Senior Partner & Managing Director
Related Expertise Metals & Mining,
BCG Looks at Three Ways to Manage Sustainability for the Long Term
How much do mining and metals companies have to worry about sustainability? The short answer: a lot.
The sustainability imperative is very real for their industries—and will only intensify—according to Mining & Metals in a Sustainable World 2050, a report prepared by the World Economic Forum in collaboration with The Boston Consulting Group.
The forces behind the sustainability imperative are irrefutable. Population growth and consumption keep rising, as natural-resource supplies shrink. Policies and legislation to address climate change are proliferating, with the 2015 world climate conference in Paris the latest such indicator.
Social activists are stepping up their calls for more environmentally and socially responsible business practices. And financial services companies are rethinking where they want to invest. One recent example: German insurance giant Allianz decided to cut its investments in companies that derive much of their revenue or energy from coal.
Those forces are certainly prompting many mining and metals companies to launch short-term actions such as energy conservation programs.
However, those kinds of moves won’t suffice in the long run. The forces described will only gather momentum in the decades to come. And they will have an impact up and down the value chain.
For instance, a stronger than expected shift to lightweight electric vehicles will not only create more demand for bauxite mining, aluminum production, and mining and production of copper for wiring but will also hurt demand for steel.
To maintain demand for their offerings, mining and metals companies must formulate long-term strategies rather than rely solely on short-term responses. Here are what we see as three particularly promising directions:
Rethink your business and operating models. Companies may need to adjust their commodity portfolios to keep them competitive in a world focused on sustainability. For mining companies, this may mean a shift away from pressured commodities such as coal, given that demand for such products will likely decrease.
Metals companies, for their part, may benefit from collaborating with end-use industries by jointly improving the reverse supply chain—for example, taking back scrap metal from production, as is being done in the automotive industry. They may also move upstream in the value chain and consider entering the recycling business, developing infrastructure and new market offerings.
Rethinking business and operating models helped a multinational materials technology company set the stage for sustained growth. The company had focused on metal smelting, a polluting activity.

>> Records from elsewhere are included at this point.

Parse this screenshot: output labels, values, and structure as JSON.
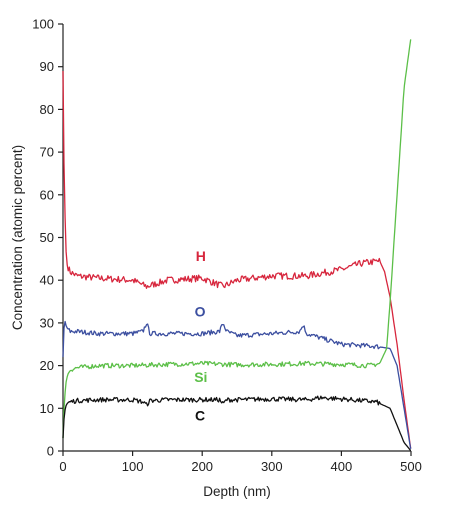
{
  "chart_data": {
    "type": "line",
    "xlabel": "Depth (nm)",
    "ylabel": "Concentration (atomic percent)",
    "xlim": [
      0,
      500
    ],
    "ylim": [
      0,
      100
    ],
    "x_ticks": [
      "0",
      "100",
      "200",
      "300",
      "400",
      "500"
    ],
    "y_ticks": [
      "0",
      "10",
      "20",
      "30",
      "40",
      "50",
      "60",
      "70",
      "80",
      "90",
      "100"
    ],
    "grid": false,
    "legend": "inline labels",
    "series": [
      {
        "name": "H",
        "color": "#d7263d",
        "label_at": [
          198,
          44.5
        ],
        "x": [
          0,
          2,
          5,
          10,
          20,
          50,
          100,
          120,
          150,
          200,
          230,
          250,
          300,
          350,
          400,
          430,
          455,
          462,
          470,
          480,
          490,
          500
        ],
        "y": [
          89,
          60,
          44,
          42,
          41,
          40.5,
          40,
          38.5,
          40,
          40.5,
          38.5,
          40,
          41,
          41,
          42.5,
          44,
          44.5,
          42,
          36,
          25,
          12,
          0
        ]
      },
      {
        "name": "O",
        "color": "#3c4fa0",
        "label_at": [
          197,
          31.5
        ],
        "x": [
          0,
          2,
          5,
          10,
          20,
          50,
          100,
          115,
          120,
          125,
          150,
          200,
          225,
          230,
          235,
          250,
          300,
          340,
          345,
          350,
          400,
          450,
          470,
          480,
          490,
          500
        ],
        "y": [
          22,
          31,
          29,
          28,
          28,
          27.5,
          27.5,
          28,
          30,
          27.5,
          27.5,
          27.5,
          28,
          30,
          28,
          27,
          27.5,
          28,
          29.5,
          27.5,
          25,
          24.5,
          24,
          20,
          10,
          0
        ]
      },
      {
        "name": "Si",
        "color": "#5cbf48",
        "label_at": [
          198,
          16.2
        ],
        "x": [
          0,
          2,
          5,
          10,
          20,
          50,
          100,
          150,
          200,
          250,
          300,
          350,
          400,
          440,
          455,
          465,
          470,
          480,
          490,
          500
        ],
        "y": [
          3,
          12,
          17,
          19,
          19.5,
          20,
          20,
          20.3,
          20.5,
          20.2,
          20.3,
          20.5,
          20.3,
          20,
          20.5,
          24,
          35,
          60,
          85,
          97
        ]
      },
      {
        "name": "C",
        "color": "#111111",
        "label_at": [
          197,
          7.2
        ],
        "x": [
          0,
          2,
          5,
          10,
          20,
          50,
          100,
          115,
          120,
          125,
          150,
          200,
          225,
          230,
          235,
          250,
          300,
          350,
          370,
          400,
          450,
          470,
          480,
          490,
          500
        ],
        "y": [
          3,
          9,
          11,
          11.5,
          11.8,
          12,
          12,
          11.5,
          10.8,
          11.8,
          12,
          12,
          12,
          11,
          12,
          12,
          12.2,
          12,
          12.5,
          12.2,
          11.5,
          10,
          6,
          2,
          0
        ]
      }
    ]
  }
}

It divested most of its mining assets and acquired capabilities and technologies essential for primary-metals recycling. It also began producing new kinds of products, such as automotive parts. Today, it operates at the frontiers of the clean-tech economy and has reduced its impact on air and water quality by close to 50%.

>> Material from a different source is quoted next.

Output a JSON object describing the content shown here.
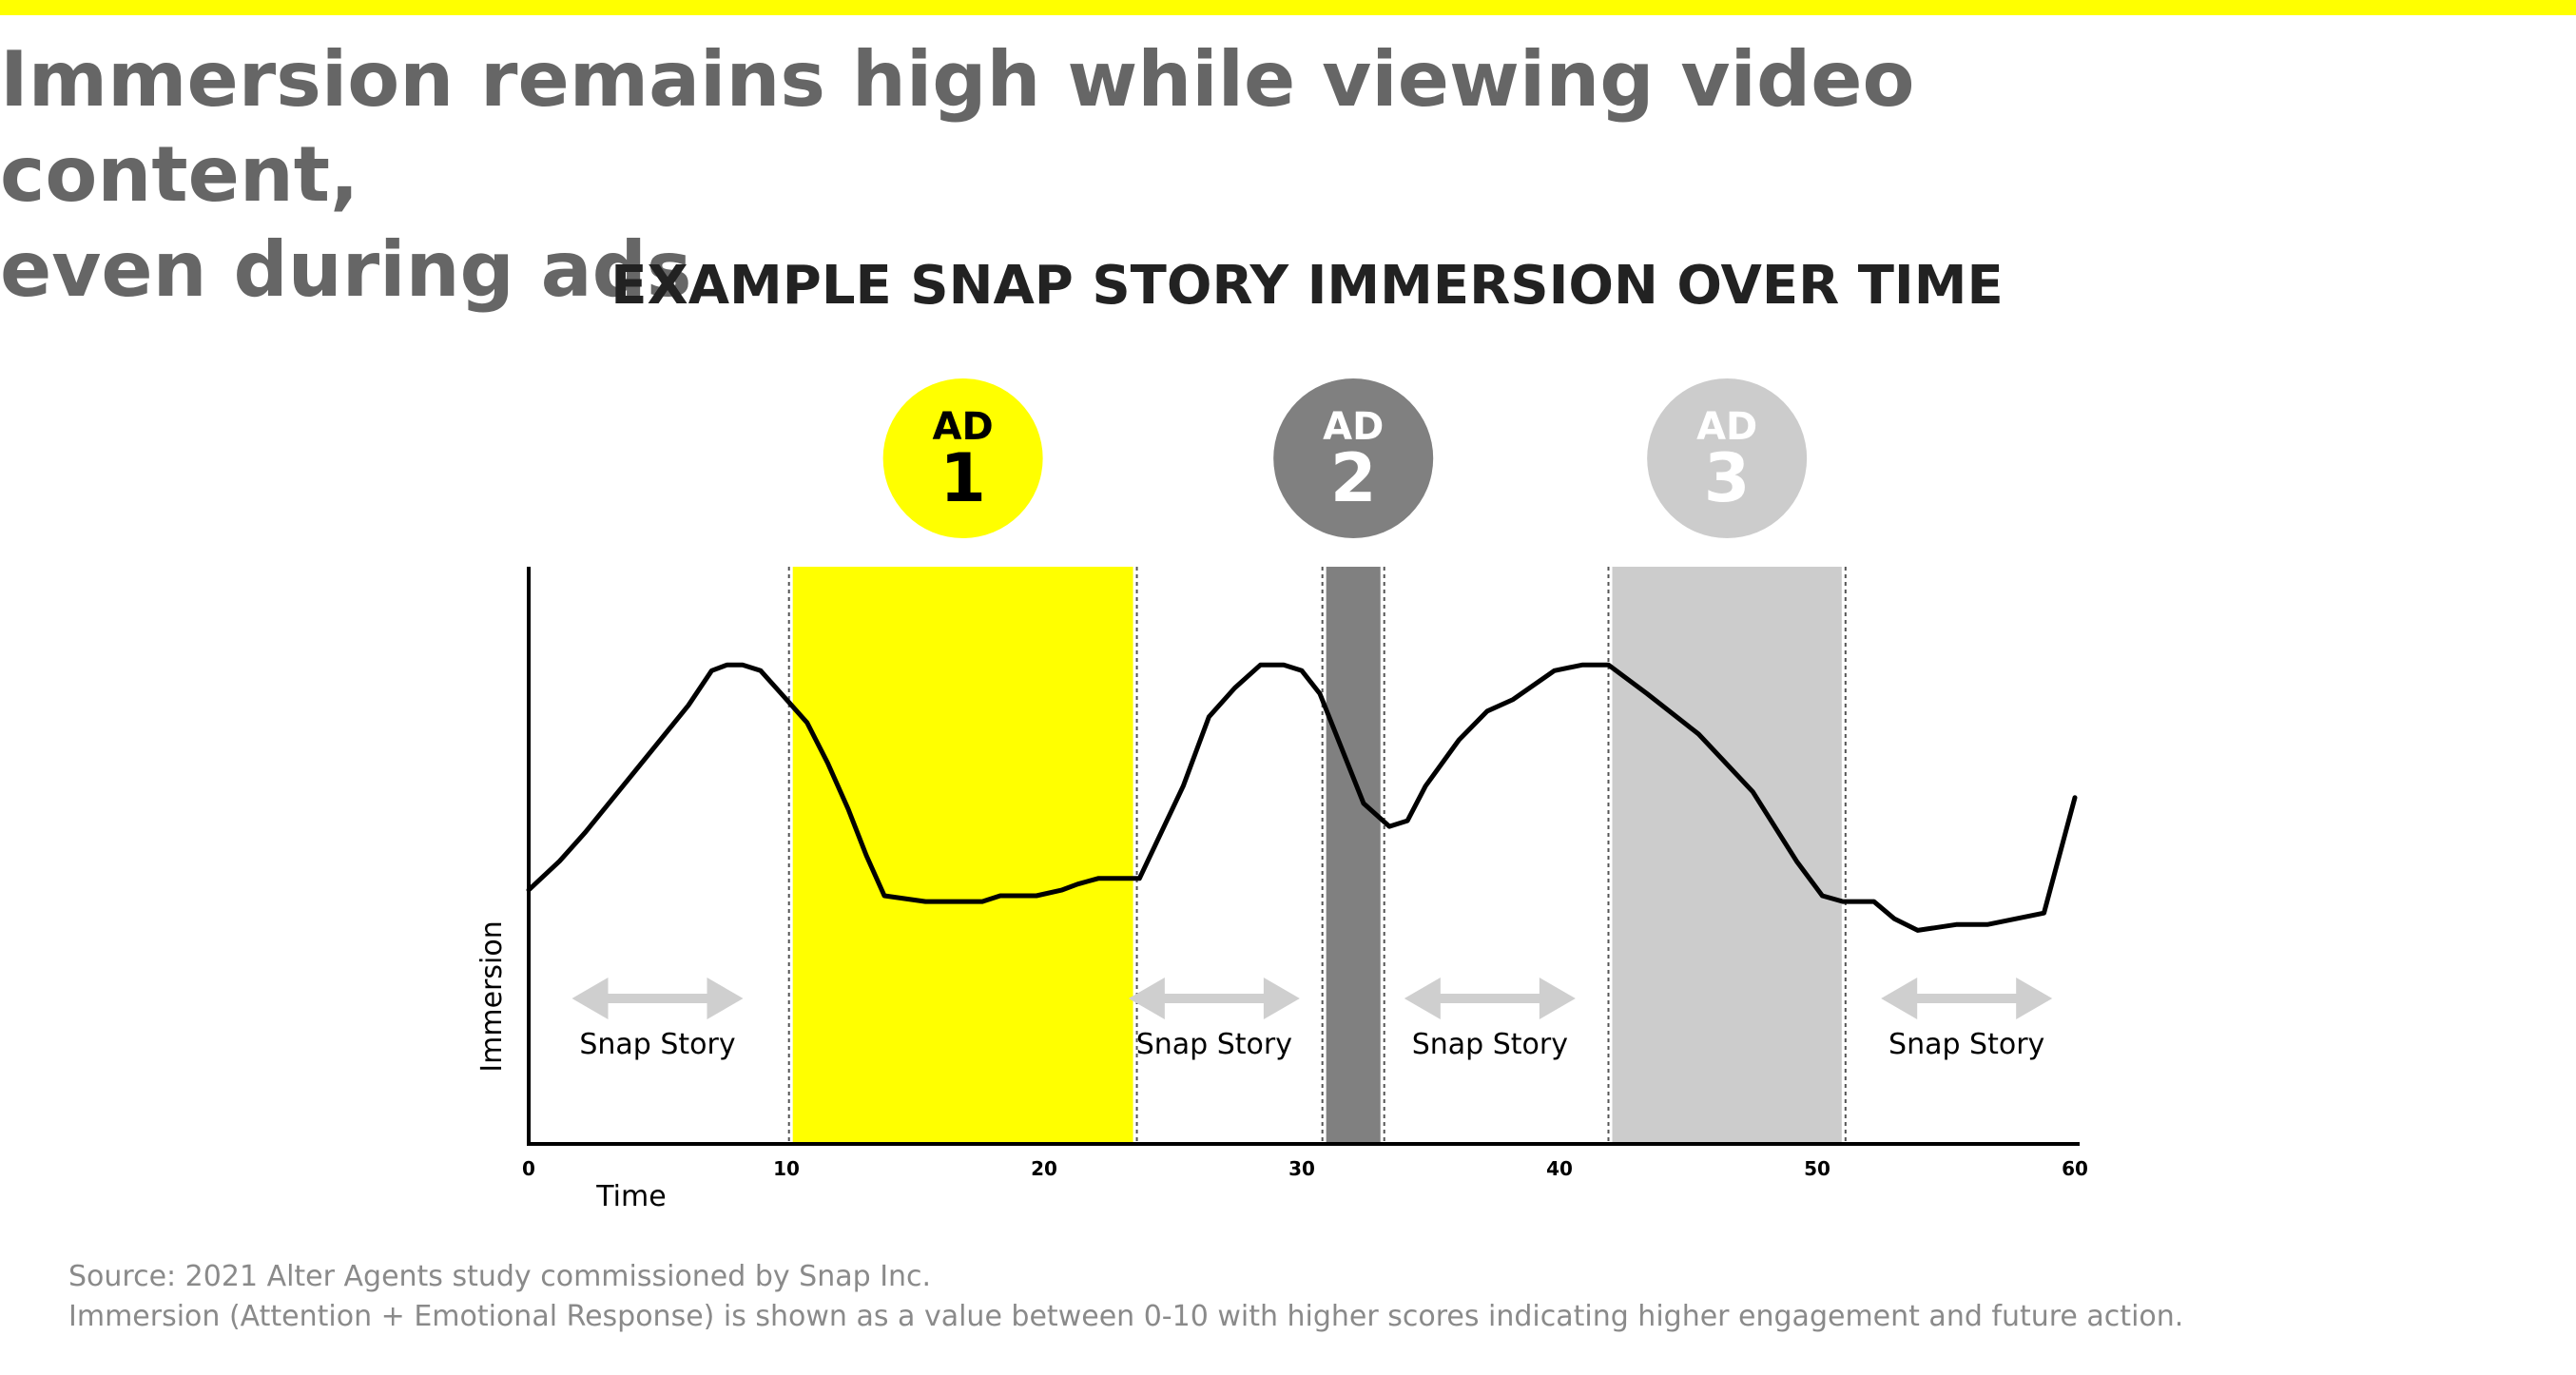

Invest in new technologies. Technology patent applications by mining companies are on the rise as industry players look for ways to surmount the sustainability challenge.
Examples include technologies that boost the efficiency of recycling techniques, optimize waste treatment, and improve low-grade processing capabilities. Such technologies can help companies reduce their need for enabling resources and allow them to develop products for which demand is on the rise.
In one case, a company that operates its own smelter and refinery developed an e-waste recycling process that maximizes metal recovery from consumer electronics products.
Such e-waste is a reliable and rapidly increasing source of metals and, thus, will help keep the company’s operations sustainable over the long term. What’s more, using e-waste as a source of scrap enables the company to save energy that it would otherwise have had to use for new extractions.
Forge new partnerships. Industry players will need to become part of the dialogue about future rules and regulations regarding environmentally and socially responsible business practices. To do so, they can build relationships with local, regional, and national regulatory bodies—for instance, by bundling efforts in a specific region and engaging in close dialogue early in the investment process.
By strengthening such relationships, they can have a voice in shaping sustainability-related laws so that community, development, and business needs are all reflected in the consequent legal frameworks.
And since mining plays a vital role in driving economic growth and employment in emerging economies, companies that want to retain the right to explore and operate in such locations will need to win the trust of surrounding communities.
New ownership models—such as shareholder structures involving local communities instead of direct royalty payments—can be powerful trust-building tools and often lead to more aligned goals.
What’s more, because many developing economies often lack the established policies and investment vehicles needed to drive sustainable growth, mining companies can work with local governments to help these economies design systems that leapfrog more wasteful operations currently seen in many advanced economies.
This could deepen local communities’ trust in areas where companies seek to explore and operate.
The reason? Such approaches will support the growth and employment that emerging economies value, while facilitating compliance with proliferating legislation in areas such as scrap usage, recycling, and waste.
Understanding how the sustainability imperative will affect the industry over time should be a top priority. It is anything but a short-term concern, and it will only become more of factor in those players’ strategies—something that transcends the industries’ current preoccupation with market and price conditions. Mining is inherently a long-term business, and it needs a long-term perspective.
There’s no time to waste: business leaders must start strategizing, assessing how demand may shift and then reconfiguring key elements of their business to adapt to change.
If sustainability is not on the agenda of the next executive meeting, it should be.